Reports abound that some bank workers were diverting cash to street dealers.
But as more cash is pumped into circulation, Prof Ncube said maintaining the value of the Zimbabwe dollar’s exchange rate was important to ensure price stability.
He said central Government was living within its means and had put in place deliverables to stimulate production and exports.
Increased production is among the Government’s primary targets this year, to generate more foreign currency, ensure product availability and create jobs.
Prof Ncube said youth employment also tops Government priorities, hence the establishment of the $500 Youth Employment Tax Incentive (YETI) to support employers who generate jobs for youths.
Any additional job created will attract a percentage tax credit to the employer.
YETI is designed to reduce the cost of hiring young people through a cost-sharing mechanism with the Government.
To increase economic opportunities and participation by youths in national development, the National Venture Capital Fund has been created and will be capitalised in both local and foreign currency to finance start-up projects for the youth.

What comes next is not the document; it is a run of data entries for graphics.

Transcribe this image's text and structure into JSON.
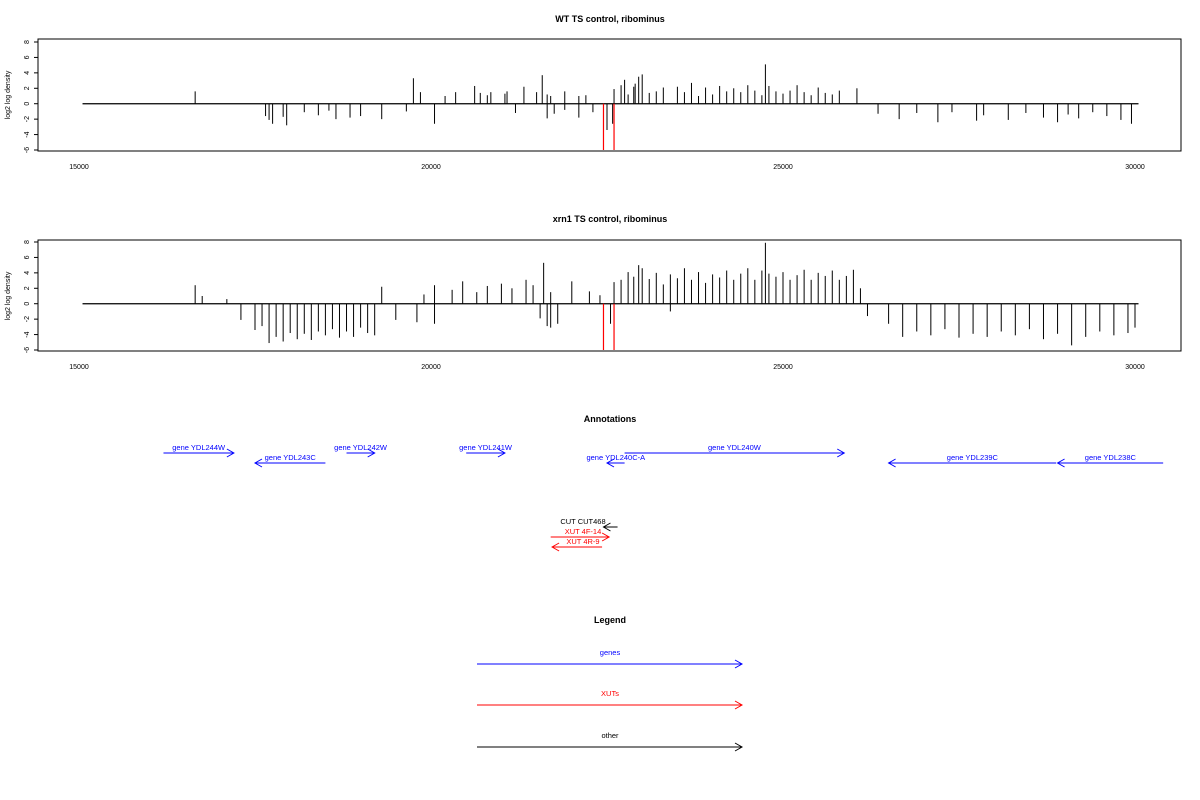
{
  "colors": {
    "gene": "#0000ff",
    "xut": "#ff0000",
    "other": "#000000",
    "marker": "#ff0000"
  },
  "chart_data": [
    {
      "type": "bar",
      "title": "WT TS control, ribominus",
      "ylabel": "log2 log density",
      "xlim": [
        15000,
        30000
      ],
      "ylim": [
        -6,
        8
      ],
      "xticks": [
        "15000",
        "20000",
        "25000",
        "30000"
      ],
      "yticks": [
        "-6",
        "-4",
        "-2",
        "0",
        "2",
        "4",
        "6",
        "8"
      ],
      "marker_positions": [
        22450,
        22600
      ],
      "marker_range": [
        -6,
        0
      ],
      "positive_series": [
        [
          16650,
          1.6
        ],
        [
          19750,
          3.3
        ],
        [
          19850,
          1.5
        ],
        [
          20200,
          1.0
        ],
        [
          20350,
          1.5
        ],
        [
          20620,
          2.3
        ],
        [
          20700,
          1.4
        ],
        [
          20800,
          1.1
        ],
        [
          20850,
          1.5
        ],
        [
          21050,
          1.3
        ],
        [
          21080,
          1.6
        ],
        [
          21320,
          2.2
        ],
        [
          21500,
          1.5
        ],
        [
          21580,
          3.7
        ],
        [
          21650,
          1.2
        ],
        [
          21700,
          1.0
        ],
        [
          21900,
          1.6
        ],
        [
          22100,
          1.0
        ],
        [
          22200,
          1.1
        ],
        [
          22600,
          1.9
        ],
        [
          22700,
          2.4
        ],
        [
          22750,
          3.1
        ],
        [
          22800,
          1.2
        ],
        [
          22880,
          2.2
        ],
        [
          22900,
          2.6
        ],
        [
          22950,
          3.5
        ],
        [
          23000,
          3.8
        ],
        [
          23100,
          1.4
        ],
        [
          23200,
          1.6
        ],
        [
          23300,
          2.1
        ],
        [
          23500,
          2.2
        ],
        [
          23600,
          1.5
        ],
        [
          23700,
          2.7
        ],
        [
          23800,
          1.0
        ],
        [
          23900,
          2.1
        ],
        [
          24000,
          1.2
        ],
        [
          24100,
          2.3
        ],
        [
          24200,
          1.6
        ],
        [
          24300,
          2.0
        ],
        [
          24400,
          1.5
        ],
        [
          24500,
          2.4
        ],
        [
          24600,
          1.7
        ],
        [
          24700,
          1.1
        ],
        [
          24750,
          5.1
        ],
        [
          24800,
          2.3
        ],
        [
          24900,
          1.6
        ],
        [
          25000,
          1.3
        ],
        [
          25100,
          1.7
        ],
        [
          25200,
          2.4
        ],
        [
          25300,
          1.5
        ],
        [
          25400,
          1.1
        ],
        [
          25500,
          2.1
        ],
        [
          25600,
          1.4
        ],
        [
          25700,
          1.2
        ],
        [
          25800,
          1.7
        ],
        [
          26050,
          2.0
        ]
      ],
      "negative_series": [
        [
          17650,
          -1.6
        ],
        [
          17700,
          -2.1
        ],
        [
          17750,
          -2.6
        ],
        [
          17900,
          -1.7
        ],
        [
          17950,
          -2.8
        ],
        [
          18200,
          -1.1
        ],
        [
          18400,
          -1.5
        ],
        [
          18550,
          -0.9
        ],
        [
          18650,
          -2.0
        ],
        [
          18850,
          -1.8
        ],
        [
          19000,
          -1.6
        ],
        [
          19300,
          -2.0
        ],
        [
          19650,
          -1.0
        ],
        [
          20050,
          -2.6
        ],
        [
          21200,
          -1.2
        ],
        [
          21650,
          -1.9
        ],
        [
          21750,
          -1.3
        ],
        [
          21900,
          -0.8
        ],
        [
          22100,
          -1.8
        ],
        [
          22300,
          -1.1
        ],
        [
          22500,
          -3.4
        ],
        [
          22580,
          -2.6
        ],
        [
          26350,
          -1.3
        ],
        [
          26650,
          -2.0
        ],
        [
          26900,
          -1.2
        ],
        [
          27200,
          -2.4
        ],
        [
          27400,
          -1.1
        ],
        [
          27750,
          -2.2
        ],
        [
          27850,
          -1.5
        ],
        [
          28200,
          -2.1
        ],
        [
          28450,
          -1.2
        ],
        [
          28700,
          -1.8
        ],
        [
          28900,
          -2.4
        ],
        [
          29050,
          -1.4
        ],
        [
          29200,
          -1.9
        ],
        [
          29400,
          -1.1
        ],
        [
          29600,
          -1.6
        ],
        [
          29800,
          -2.1
        ],
        [
          29950,
          -2.6
        ]
      ]
    },
    {
      "type": "bar",
      "title": "xrn1 TS control, ribominus",
      "ylabel": "log2 log density",
      "xlim": [
        15000,
        30000
      ],
      "ylim": [
        -6,
        8
      ],
      "xticks": [
        "15000",
        "20000",
        "25000",
        "30000"
      ],
      "yticks": [
        "-6",
        "-4",
        "-2",
        "0",
        "2",
        "4",
        "6",
        "8"
      ],
      "marker_positions": [
        22450,
        22600
      ],
      "marker_range": [
        -6,
        0
      ],
      "positive_series": [
        [
          16650,
          2.4
        ],
        [
          16750,
          1.0
        ],
        [
          17100,
          0.6
        ],
        [
          19300,
          2.2
        ],
        [
          19900,
          1.2
        ],
        [
          20050,
          2.4
        ],
        [
          20300,
          1.8
        ],
        [
          20450,
          2.9
        ],
        [
          20650,
          1.5
        ],
        [
          20800,
          2.3
        ],
        [
          21000,
          2.6
        ],
        [
          21150,
          2.0
        ],
        [
          21350,
          3.1
        ],
        [
          21450,
          2.4
        ],
        [
          21600,
          5.3
        ],
        [
          21700,
          1.5
        ],
        [
          22000,
          2.9
        ],
        [
          22250,
          1.6
        ],
        [
          22400,
          1.1
        ],
        [
          22600,
          2.8
        ],
        [
          22700,
          3.1
        ],
        [
          22800,
          4.1
        ],
        [
          22880,
          3.5
        ],
        [
          22950,
          5.0
        ],
        [
          23000,
          4.6
        ],
        [
          23100,
          3.2
        ],
        [
          23200,
          4.0
        ],
        [
          23300,
          2.5
        ],
        [
          23400,
          3.8
        ],
        [
          23500,
          3.3
        ],
        [
          23600,
          4.6
        ],
        [
          23700,
          3.1
        ],
        [
          23800,
          4.1
        ],
        [
          23900,
          2.7
        ],
        [
          24000,
          3.8
        ],
        [
          24100,
          3.4
        ],
        [
          24200,
          4.3
        ],
        [
          24300,
          3.1
        ],
        [
          24400,
          3.9
        ],
        [
          24500,
          4.6
        ],
        [
          24600,
          3.1
        ],
        [
          24700,
          4.3
        ],
        [
          24750,
          7.9
        ],
        [
          24800,
          3.9
        ],
        [
          24900,
          3.5
        ],
        [
          25000,
          4.1
        ],
        [
          25100,
          3.1
        ],
        [
          25200,
          3.7
        ],
        [
          25300,
          4.4
        ],
        [
          25400,
          3.1
        ],
        [
          25500,
          4.0
        ],
        [
          25600,
          3.6
        ],
        [
          25700,
          4.3
        ],
        [
          25800,
          3.1
        ],
        [
          25900,
          3.6
        ],
        [
          26000,
          4.4
        ],
        [
          26100,
          2.0
        ]
      ],
      "negative_series": [
        [
          17300,
          -2.1
        ],
        [
          17500,
          -3.4
        ],
        [
          17600,
          -2.9
        ],
        [
          17700,
          -5.1
        ],
        [
          17800,
          -4.3
        ],
        [
          17900,
          -4.9
        ],
        [
          18000,
          -3.8
        ],
        [
          18100,
          -4.6
        ],
        [
          18200,
          -3.9
        ],
        [
          18300,
          -4.7
        ],
        [
          18400,
          -3.6
        ],
        [
          18500,
          -4.1
        ],
        [
          18600,
          -3.3
        ],
        [
          18700,
          -4.4
        ],
        [
          18800,
          -3.6
        ],
        [
          18900,
          -4.3
        ],
        [
          19000,
          -3.1
        ],
        [
          19100,
          -3.8
        ],
        [
          19200,
          -4.1
        ],
        [
          19500,
          -2.1
        ],
        [
          19800,
          -2.4
        ],
        [
          20050,
          -2.6
        ],
        [
          21550,
          -1.9
        ],
        [
          21650,
          -2.9
        ],
        [
          21700,
          -3.1
        ],
        [
          21800,
          -2.6
        ],
        [
          22550,
          -2.6
        ],
        [
          23400,
          -1.0
        ],
        [
          26200,
          -1.6
        ],
        [
          26500,
          -2.6
        ],
        [
          26700,
          -4.3
        ],
        [
          26900,
          -3.6
        ],
        [
          27100,
          -4.1
        ],
        [
          27300,
          -3.3
        ],
        [
          27500,
          -4.4
        ],
        [
          27700,
          -3.9
        ],
        [
          27900,
          -4.3
        ],
        [
          28100,
          -3.6
        ],
        [
          28300,
          -4.1
        ],
        [
          28500,
          -3.3
        ],
        [
          28700,
          -4.6
        ],
        [
          28900,
          -3.9
        ],
        [
          29100,
          -5.4
        ],
        [
          29300,
          -4.3
        ],
        [
          29500,
          -3.6
        ],
        [
          29700,
          -4.1
        ],
        [
          29900,
          -3.8
        ],
        [
          30000,
          -3.1
        ]
      ]
    }
  ],
  "annotations": {
    "title": "Annotations",
    "genes": [
      {
        "label": "gene YDL244W",
        "from": 16200,
        "to": 17200
      },
      {
        "label": "gene YDL243C",
        "from": 18500,
        "to": 17500
      },
      {
        "label": "gene YDL242W",
        "from": 18800,
        "to": 19200
      },
      {
        "label": "gene YDL241W",
        "from": 20500,
        "to": 21050
      },
      {
        "label": "gene YDL240C-A",
        "from": 22750,
        "to": 22500
      },
      {
        "label": "gene YDL240W",
        "from": 22750,
        "to": 25870
      },
      {
        "label": "gene YDL239C",
        "from": 28880,
        "to": 26500
      },
      {
        "label": "gene YDL238C",
        "from": 30400,
        "to": 28900
      }
    ],
    "features": [
      {
        "label": "CUT CUT468",
        "kind": "other",
        "from": 22650,
        "to": 22450
      },
      {
        "label": "XUT 4F-14",
        "kind": "xut",
        "from": 21700,
        "to": 22530
      },
      {
        "label": "XUT 4R-9",
        "kind": "xut",
        "from": 22430,
        "to": 21720
      }
    ]
  },
  "legend": {
    "title": "Legend",
    "items": [
      {
        "label": "genes",
        "kind": "gene"
      },
      {
        "label": "XUTs",
        "kind": "xut"
      },
      {
        "label": "other",
        "kind": "other"
      }
    ]
  }
}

Preference will be given to targeted areas in the context of the Local Content Strategy.
Turning to food security, Prof Ncube said no Zimbabwean should go hungry, as imports of maize, wheat and soya beans will be stepped up.
This year, the Second Republic intends to embark on massive infrastructure projects targeting schools and roads, among others, in the drive to achieving Vision 2030 which targets attainment of an upper middle income economy.
In line with President Mnangagwa’s aspirations, Prof Ncube said Zimbabwe was destined for prosperity.